Dopo le rivolte di marzo – con 13 detenuti morti a seguito delle proteste e la repressione nel carcere di Modena – nulla o quasi è cambiato nei penitenziari italiani. Ieri è stato reso noto la positività al Covid-19 nel carcere romano di Rebibbia, che dimostra come colpevolmente troppo poco si è fatto per svuotare le celle sovraffollate in questi mesi.
Nel carcere romano ci sono 110 detenuti positivi al Coronavirus. Nel carcere maschile – tra vecchio e Nuovo complesso – risultavano detenuti al 31 dicembre 2020 1796 detenuti su 1466 posti effettivamente disponibile, con un sovraffollamento di 33o persone in più nelle celle. Incredibilmente alla stessa data l’Istituto a Custodia Attenuata Terza Casa è pieno esattamente a metà, con 81 posti occupati su 162.
Il Garante dei Detenuti della Regione Lazio Stefano Anastasia ieri ha lanciato l’allarme, che riguarda in particolare modo il Nuovo complesso dove si trova concentrata la maggior parte della popolazione carceraria ed è il settore più affollato del penitenziario. Lo scorso lunedì i detenuti positivi erano 51, i numeri del contagio potrebbero dunque peggiorare ulteriormente trasformando il penitenziario in un enorme cluster.
Checché ne dicano in diversi, i penitenziari non sono il luogo più sicuro dove trovarsi durante l’attuale pandemia, e il garante sottolinea come le “carceri sono luoghi a rischio per la diffusione della pandemia”. Come potrebbero esserlo luoghi dove si vive affastellati, uno addosso all’altro, insalubri e dove la popolazione malata o con problemi sanitari?.
“Le loro condizioni igieniche e di sovraffollamento, unite alle condizioni di salute dei detenuti, ne fanno ambienti in cui il virus ha grande facilità di diffusione, nonostante gli sforzi profusi dal personale sanitario e penitenziario e dalla sempre maggiore consapevolezza dei detenuti sulle misure di prevenzione individuali da adottare”, spiega Anastasia. Per questo “servono iniziative e disposizioni immediate, a partire dalla scarcerazione di tutti coloro che possano beneficiare di alternative al carcere e dei detenuti in attesa di giudizio per reati non violenti, in modo che si possa gestire nel migliore dei modi l’isolamento, il monitoraggio e l’assistenza di chi contrae il virus in carcere”.

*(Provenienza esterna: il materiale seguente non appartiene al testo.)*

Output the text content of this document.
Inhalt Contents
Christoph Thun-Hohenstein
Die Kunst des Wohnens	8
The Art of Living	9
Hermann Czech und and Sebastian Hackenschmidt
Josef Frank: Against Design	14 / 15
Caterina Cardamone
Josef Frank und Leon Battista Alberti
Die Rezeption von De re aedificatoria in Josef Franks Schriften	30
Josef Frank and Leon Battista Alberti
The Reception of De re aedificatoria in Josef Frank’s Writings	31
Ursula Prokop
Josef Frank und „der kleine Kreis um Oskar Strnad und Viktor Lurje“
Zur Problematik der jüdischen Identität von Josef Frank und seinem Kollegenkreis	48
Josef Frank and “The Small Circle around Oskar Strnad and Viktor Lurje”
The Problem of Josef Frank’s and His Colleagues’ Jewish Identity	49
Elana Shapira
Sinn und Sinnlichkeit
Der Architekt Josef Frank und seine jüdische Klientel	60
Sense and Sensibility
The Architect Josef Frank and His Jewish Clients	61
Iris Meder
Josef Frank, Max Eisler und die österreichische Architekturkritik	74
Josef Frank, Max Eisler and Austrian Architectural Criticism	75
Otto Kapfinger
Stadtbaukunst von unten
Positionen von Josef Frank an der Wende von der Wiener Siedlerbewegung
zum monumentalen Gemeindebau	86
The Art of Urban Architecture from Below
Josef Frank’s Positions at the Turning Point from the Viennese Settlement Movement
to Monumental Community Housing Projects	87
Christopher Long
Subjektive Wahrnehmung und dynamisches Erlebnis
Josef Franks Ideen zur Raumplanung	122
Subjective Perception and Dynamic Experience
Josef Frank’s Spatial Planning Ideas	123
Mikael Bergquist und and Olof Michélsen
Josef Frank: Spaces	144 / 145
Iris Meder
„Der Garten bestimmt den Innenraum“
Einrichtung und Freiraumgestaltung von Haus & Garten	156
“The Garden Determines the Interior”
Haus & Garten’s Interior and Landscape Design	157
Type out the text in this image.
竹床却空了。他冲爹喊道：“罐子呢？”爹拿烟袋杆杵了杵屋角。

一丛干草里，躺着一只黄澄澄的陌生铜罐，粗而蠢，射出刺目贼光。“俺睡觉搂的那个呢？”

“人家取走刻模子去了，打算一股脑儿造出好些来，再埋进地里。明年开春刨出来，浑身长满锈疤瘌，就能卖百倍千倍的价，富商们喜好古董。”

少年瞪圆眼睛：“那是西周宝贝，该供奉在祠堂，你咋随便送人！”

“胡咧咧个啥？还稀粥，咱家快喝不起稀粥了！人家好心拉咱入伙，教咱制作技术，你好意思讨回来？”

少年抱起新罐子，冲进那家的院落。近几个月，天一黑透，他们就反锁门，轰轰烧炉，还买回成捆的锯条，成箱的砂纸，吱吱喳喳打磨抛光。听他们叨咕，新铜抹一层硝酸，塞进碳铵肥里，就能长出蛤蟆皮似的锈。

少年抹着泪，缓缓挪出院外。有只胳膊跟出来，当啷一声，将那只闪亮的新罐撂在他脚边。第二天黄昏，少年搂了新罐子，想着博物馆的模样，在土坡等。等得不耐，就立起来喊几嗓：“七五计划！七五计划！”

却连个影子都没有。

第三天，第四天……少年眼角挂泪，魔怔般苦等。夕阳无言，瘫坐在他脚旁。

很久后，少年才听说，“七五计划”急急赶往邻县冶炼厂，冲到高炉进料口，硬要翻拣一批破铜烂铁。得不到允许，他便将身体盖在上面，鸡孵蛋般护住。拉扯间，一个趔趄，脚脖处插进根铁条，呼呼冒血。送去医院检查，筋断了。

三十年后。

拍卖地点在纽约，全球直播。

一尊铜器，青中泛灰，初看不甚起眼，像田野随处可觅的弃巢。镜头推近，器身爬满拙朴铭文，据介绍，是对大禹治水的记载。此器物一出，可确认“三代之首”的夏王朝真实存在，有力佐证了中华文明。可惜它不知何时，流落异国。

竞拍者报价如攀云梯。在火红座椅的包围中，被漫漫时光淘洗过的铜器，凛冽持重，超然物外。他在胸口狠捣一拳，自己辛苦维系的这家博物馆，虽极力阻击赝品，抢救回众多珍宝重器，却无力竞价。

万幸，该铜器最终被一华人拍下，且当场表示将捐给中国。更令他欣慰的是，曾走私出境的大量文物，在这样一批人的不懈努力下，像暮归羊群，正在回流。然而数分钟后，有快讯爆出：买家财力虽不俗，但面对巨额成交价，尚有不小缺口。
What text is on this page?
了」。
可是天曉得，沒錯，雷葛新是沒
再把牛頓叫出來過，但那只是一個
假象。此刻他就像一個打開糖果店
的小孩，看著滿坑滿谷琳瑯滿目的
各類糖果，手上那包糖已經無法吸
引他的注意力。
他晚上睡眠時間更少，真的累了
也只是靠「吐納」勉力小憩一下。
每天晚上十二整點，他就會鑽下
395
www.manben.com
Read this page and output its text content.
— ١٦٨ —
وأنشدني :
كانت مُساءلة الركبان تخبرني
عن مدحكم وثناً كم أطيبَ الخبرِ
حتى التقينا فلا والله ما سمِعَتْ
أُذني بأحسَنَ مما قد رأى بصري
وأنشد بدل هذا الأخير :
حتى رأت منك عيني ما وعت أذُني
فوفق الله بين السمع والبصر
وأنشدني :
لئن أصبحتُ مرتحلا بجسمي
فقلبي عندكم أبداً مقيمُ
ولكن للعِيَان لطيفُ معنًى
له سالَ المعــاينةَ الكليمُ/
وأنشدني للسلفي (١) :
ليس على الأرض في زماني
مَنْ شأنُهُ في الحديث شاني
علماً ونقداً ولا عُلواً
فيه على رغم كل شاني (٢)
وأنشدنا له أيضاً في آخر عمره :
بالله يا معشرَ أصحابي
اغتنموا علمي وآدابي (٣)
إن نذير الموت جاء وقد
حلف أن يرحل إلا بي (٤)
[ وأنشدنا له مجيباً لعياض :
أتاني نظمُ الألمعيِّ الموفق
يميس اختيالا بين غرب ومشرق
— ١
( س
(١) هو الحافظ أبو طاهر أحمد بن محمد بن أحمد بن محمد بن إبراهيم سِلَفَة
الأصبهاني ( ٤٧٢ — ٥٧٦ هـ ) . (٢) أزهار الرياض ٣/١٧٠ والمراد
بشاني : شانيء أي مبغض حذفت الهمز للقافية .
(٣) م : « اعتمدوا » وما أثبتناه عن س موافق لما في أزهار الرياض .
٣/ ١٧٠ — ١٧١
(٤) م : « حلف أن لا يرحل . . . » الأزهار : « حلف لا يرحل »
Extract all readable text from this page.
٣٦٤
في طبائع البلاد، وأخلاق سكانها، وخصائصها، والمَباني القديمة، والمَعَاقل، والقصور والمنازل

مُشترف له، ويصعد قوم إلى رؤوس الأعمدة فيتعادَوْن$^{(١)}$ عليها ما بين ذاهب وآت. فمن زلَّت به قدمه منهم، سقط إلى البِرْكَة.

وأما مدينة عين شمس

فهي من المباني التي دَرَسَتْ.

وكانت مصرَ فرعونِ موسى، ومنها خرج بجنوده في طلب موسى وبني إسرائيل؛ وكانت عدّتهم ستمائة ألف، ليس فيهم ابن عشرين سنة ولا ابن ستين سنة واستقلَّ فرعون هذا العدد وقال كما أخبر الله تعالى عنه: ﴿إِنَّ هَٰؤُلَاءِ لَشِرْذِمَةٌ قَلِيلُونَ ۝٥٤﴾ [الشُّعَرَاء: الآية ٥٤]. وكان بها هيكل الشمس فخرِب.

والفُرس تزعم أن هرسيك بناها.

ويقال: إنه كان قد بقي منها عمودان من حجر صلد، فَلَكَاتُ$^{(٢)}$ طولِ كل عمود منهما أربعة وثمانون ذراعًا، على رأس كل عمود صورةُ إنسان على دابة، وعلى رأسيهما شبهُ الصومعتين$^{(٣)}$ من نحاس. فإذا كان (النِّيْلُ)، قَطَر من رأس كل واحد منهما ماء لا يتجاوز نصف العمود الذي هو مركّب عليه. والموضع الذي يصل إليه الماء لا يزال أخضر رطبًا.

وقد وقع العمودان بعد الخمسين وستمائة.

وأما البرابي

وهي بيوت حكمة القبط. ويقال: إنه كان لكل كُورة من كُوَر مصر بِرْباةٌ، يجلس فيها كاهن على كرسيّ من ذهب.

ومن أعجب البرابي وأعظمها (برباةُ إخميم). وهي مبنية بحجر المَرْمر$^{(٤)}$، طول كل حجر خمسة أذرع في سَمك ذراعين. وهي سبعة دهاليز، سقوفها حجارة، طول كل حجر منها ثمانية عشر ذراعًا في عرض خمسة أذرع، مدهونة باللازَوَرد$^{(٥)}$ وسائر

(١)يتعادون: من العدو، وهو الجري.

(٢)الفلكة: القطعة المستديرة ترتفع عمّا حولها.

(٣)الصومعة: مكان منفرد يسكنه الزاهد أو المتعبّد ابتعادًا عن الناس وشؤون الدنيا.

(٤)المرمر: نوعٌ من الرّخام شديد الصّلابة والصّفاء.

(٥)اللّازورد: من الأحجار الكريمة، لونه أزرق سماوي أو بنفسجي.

Il commissario Domenico Arcuri ha sottolineato solo qualche giorno fa la necessità di vaccinare con priorità la popolazione carceraria, e la Regione Lazio ha approvato un ordine del giorno per procedere con la vaccinazione dei detenuti dopo quella degli over 80. Per ora c’è l’impegno politico, mancano le disposizioni nella programmazione, ma potrebbe volerci del tempo forse troppo tempo a guardare quello che sta accadendo a Rebibbia. Se il Covid è un’occasione di ripensare la nostra società, può essere anche l’occasione per cominciare a ripensare quel buco nero dei diritti e delle tutele che è il sistema penitenziario, cominciando dall’applicazione delle pene alternative e uscendo da una cultura penale che ha al centro la detenzione.
La possibilità di un’amnistia, con il parlamento più giustizialista della storia, sembra davvero remota, ma il fatto che non si stia agendo neanche con gli strumenti a disposizione è un fatto grave: evidentemente la salute di persone la cui tutela è in teoria nelle mani dello Stato vale meno di quella degli altri cittadini. Questo nonostante le promesse di un uso massiccio dei domiciliari e delle pene alternative, oltre che alla possibilità di far uscire dalle celle chi sta è ormai prossimo alla fine della pena.
Ora sta a tutti, e non solo agli addetti ai lavori, non girarsi dall’altra: perché quella del carcere è sempre presentata come una questione marginale nel dibattito pubblico, ma è invece centrale per la qualità di una democrazia. Fateli uscire ora: perché le condizioni in carcere già sono inumane e tutt’altro che riabilitanti normalmente, in questa situazione poi è un accanimento che assomiglia a una condanna in contumacia.